All this while his presidency continues to unravel, on a day when the normally staid Senate Majority Leader let it be known that he doubted it was salvageable. And a week after Bob Corker, one of the most solid conservative pillars of the Senate, publicly doubted both the president’s competence and stability. It was all summed up this morning by former director of National Intelligence James Clapper, who questioned Trump’s fitness as president and described his access to the nuclear codes as “pretty damn scary.” He painted a frightening picture, saying that if Trump, in a fit of pique, decided to use nukes to take out Kim Jong Un, there wouldn’t be much anyone could do to stop him.

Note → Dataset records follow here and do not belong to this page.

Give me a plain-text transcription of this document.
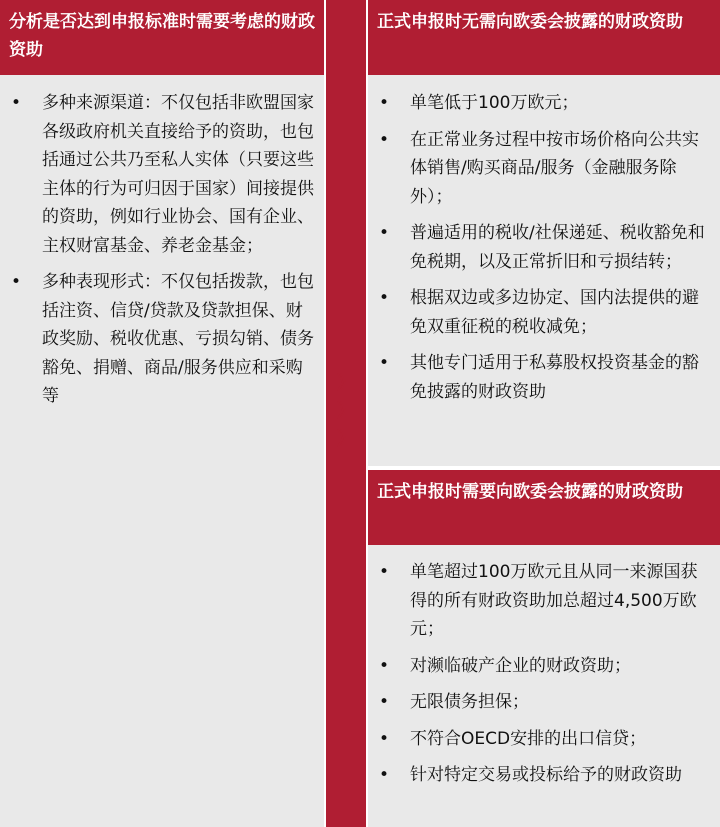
分析是否达到申报标准时需要考虑的财政资助
• 多种来源渠道：不仅包括非欧盟国家各级政府机关直接给予的资助，也包括通过公共乃至私人实体（只要这些主体的行为可归因于国家）间接提供的资助，例如行业协会、国有企业、主权财富基金、养老金基金；
• 多种表现形式：不仅包括拨款，也包括注资、信贷/贷款及贷款担保、财政奖励、税收优惠、亏损勾销、债务豁免、捐赠、商品/服务供应和采购等
》
》
》
正式申报时无需向欧委会披露的财政资助
• 单笔低于100万欧元；
• 在正常业务过程中按市场价格向公共实体销售/购买商品/服务（金融服务除外）；
• 普遍适用的税收/社保递延、税收豁免和免税期，以及正常折旧和亏损结转；
• 根据双边或多边协定、国内法提供的避免双重征税的税收减免；
• 其他专门适用于私募股权投资基金的豁免披露的财政资助
正式申报时需要向欧委会披露的财政资助
• 单笔超过100万欧元且从同一来源国获得的所有财政资助加总超过4,500万欧元；
• 对濒临破产企业的财政资助；
• 无限债务担保；
• 不符合OECD安排的出口信贷；
• 针对特定交易或投标给予的财政资助
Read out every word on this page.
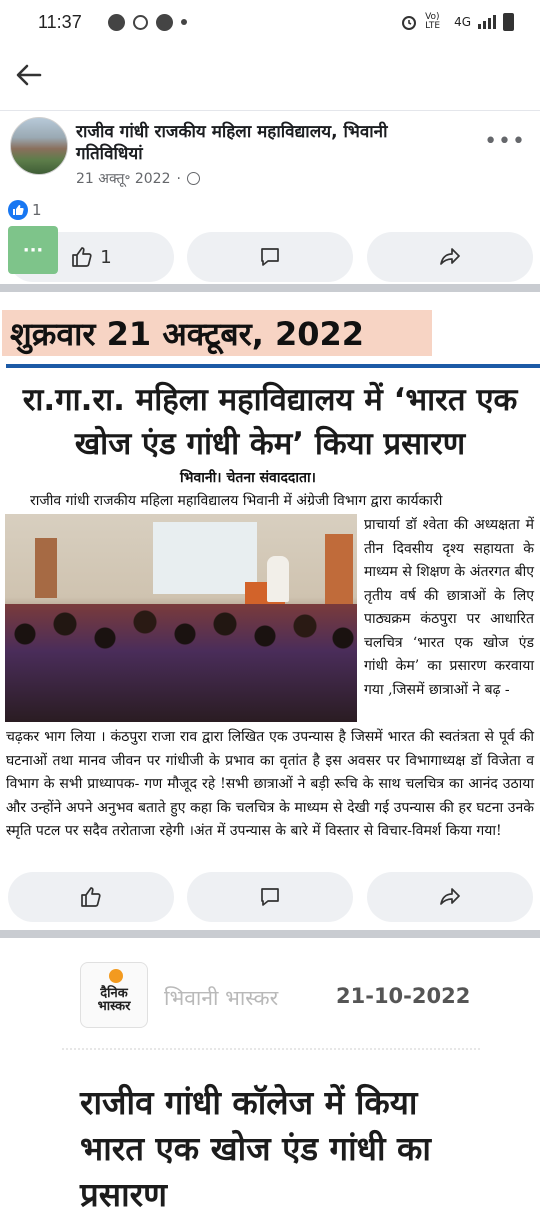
11:37	Vo) LTE	4G
राजीव गांधी राजकीय महिला महाविद्यालय, भिवानी
गतिविधियां
21 अक्तू॰ 2022 ·
•••
1
1
···
शुक्रवार 21 अक्टूबर, 2022
रा.गा.रा. महिला महाविद्यालय में ‘भारत एक
खोज एंड गांधी केम’ किया प्रसारण
भिवानी। चेतना संवाददाता।
राजीव गांधी राजकीय महिला महाविद्यालय भिवानी में अंग्रेजी विभाग द्वारा कार्यकारी
प्राचार्या डॉ श्वेता की अध्यक्षता में तीन दिवसीय दृश्य सहायता के माध्यम से शिक्षण के अंतरगत बीए तृतीय वर्ष की छात्राओं के लिए पाठ्यक्रम कंठपुरा पर आधारित चलचित्र ‘भारत एक खोज एंड गांधी केम’ का प्रसारण करवाया गया ,जिसमें छात्राओं ने बढ़ -
चढ़कर भाग लिया । कंठपुरा राजा राव द्वारा लिखित एक उपन्यास है जिसमें भारत की स्वतंत्रता से पूर्व की घटनाओं तथा मानव जीवन पर गांधीजी के प्रभाव का वृतांत है इस अवसर पर विभागाध्यक्ष डॉ विजेता व विभाग के सभी प्राध्यापक- गण मौजूद रहे !सभी छात्राओं ने बड़ी रूचि के साथ चलचित्र का आनंद उठाया और उन्होंने अपने अनुभव बताते हुए कहा कि चलचित्र के माध्यम से देखी गई उपन्यास की हर घटना उनके स्मृति पटल पर सदैव तरोताजा रहेगी ।अंत में उपन्यास के बारे में विस्तार से विचार-विमर्श किया गया!
दैनिक
भास्कर	भिवानी भास्कर	21-10-2022
राजीव गांधी कॉलेज में किया भारत एक खोज एंड गांधी का प्रसारण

Trump has been deserted by the business community who were supposed to be his allies in search of greater profits and lower taxes. His approval numbers drop every week, and in the three states he most likes to brag about, Pennsylvania, Michigan, and Wisconsin, only a third of the people approve of his behavior and significantly more than half describe him as an embarrassment. How could it be otherwise when our president cannot appreciate how the spectacle of events like his Phoenix rally diminish his office and cause most of the country to shake their heads in dis belief?

How did we come to this? Those of us who complacently sat back and watched it happen, those who chose not to vote for either candidate, and those who voted for him because he promised to fix a broken political system know. We let the showman/poseur fool us once. Shame on us if he fools us twice.